Distance & Midpoint Calculator
Distance, midpoint and slope between two points (x₁,y₁) and (x₂,y₂).
Distance uses the Pythagorean formula. A vertical line (same x) has an undefined slope.
Three facts about two points
Give the calculator two points and it returns the straight-line distance between them, the midpoint that sits exactly between, and the slope of the line that joins them.
d = √((x₂−x₁)² + (y₂−y₁)²) · midpoint = ((x₁+x₂)/2, (y₁+y₂)/2)
The distance formula is the Pythagorean theorem in disguise: the horizontal and vertical gaps are the two legs, and the distance is the hypotenuse between the points.
From (0, 0) to (3, 4) the distance is exactly 5, the midpoint is (1.5, 2) and the slope is 4⁄3 ≈ 1.333 — the familiar 3-4-5 right triangle in disguise.

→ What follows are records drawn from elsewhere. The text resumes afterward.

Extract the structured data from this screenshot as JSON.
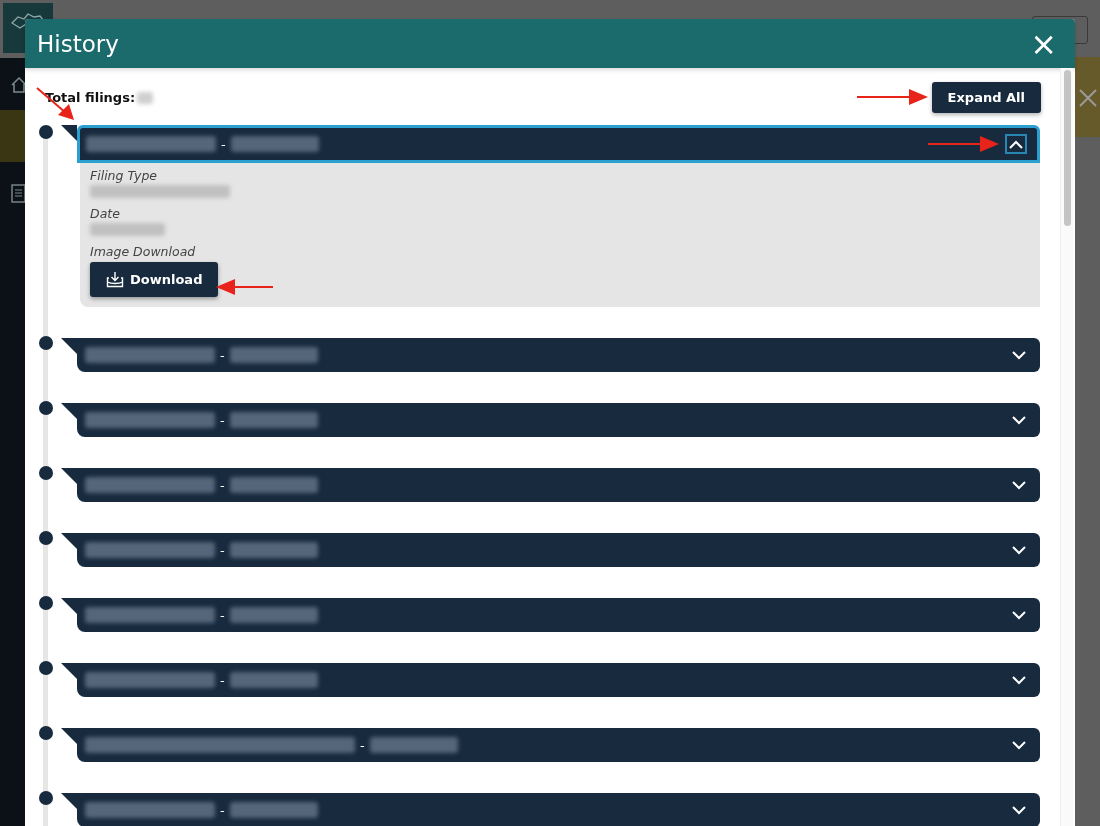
{
  "modal": {
    "title": "History",
    "close_icon": "×"
  },
  "total_filings": {
    "label": "Total filings:"
  },
  "expand_all": {
    "label": "Expand All"
  },
  "filings": [
    {
      "kind": "annual",
      "separator": "-",
      "expanded": true,
      "details": [
        {
          "label": "Filing Type",
          "kind": "blurred"
        },
        {
          "label": "Date",
          "kind": "blurred"
        },
        {
          "label": "Image Download",
          "kind": "download",
          "button": "Download"
        }
      ]
    },
    {
      "kind": "annual",
      "separator": "-",
      "expanded": false
    },
    {
      "kind": "annual",
      "separator": "-",
      "expanded": false
    },
    {
      "kind": "annual",
      "separator": "-",
      "expanded": false
    },
    {
      "kind": "annual",
      "separator": "-",
      "expanded": false
    },
    {
      "kind": "annual",
      "separator": "-",
      "expanded": false
    },
    {
      "kind": "annual",
      "separator": "-",
      "expanded": false
    },
    {
      "kind": "certificate",
      "separator": "-",
      "expanded": false
    },
    {
      "kind": "annual",
      "separator": "-",
      "expanded": false
    }
  ]
}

From geometry to the real world
Distance and midpoint calculations underpin mapping, computer graphics, navigation and design. Anywhere positions are given as coordinates, these formulas turn them into lengths and centre points you can actually use.
Quick checks
- Distance is never negative. Squaring removes the direction.
- Midpoint lies between. Its coordinates sit between the two points’.
- Vertical means undefined. Equal x-values give no finite slope.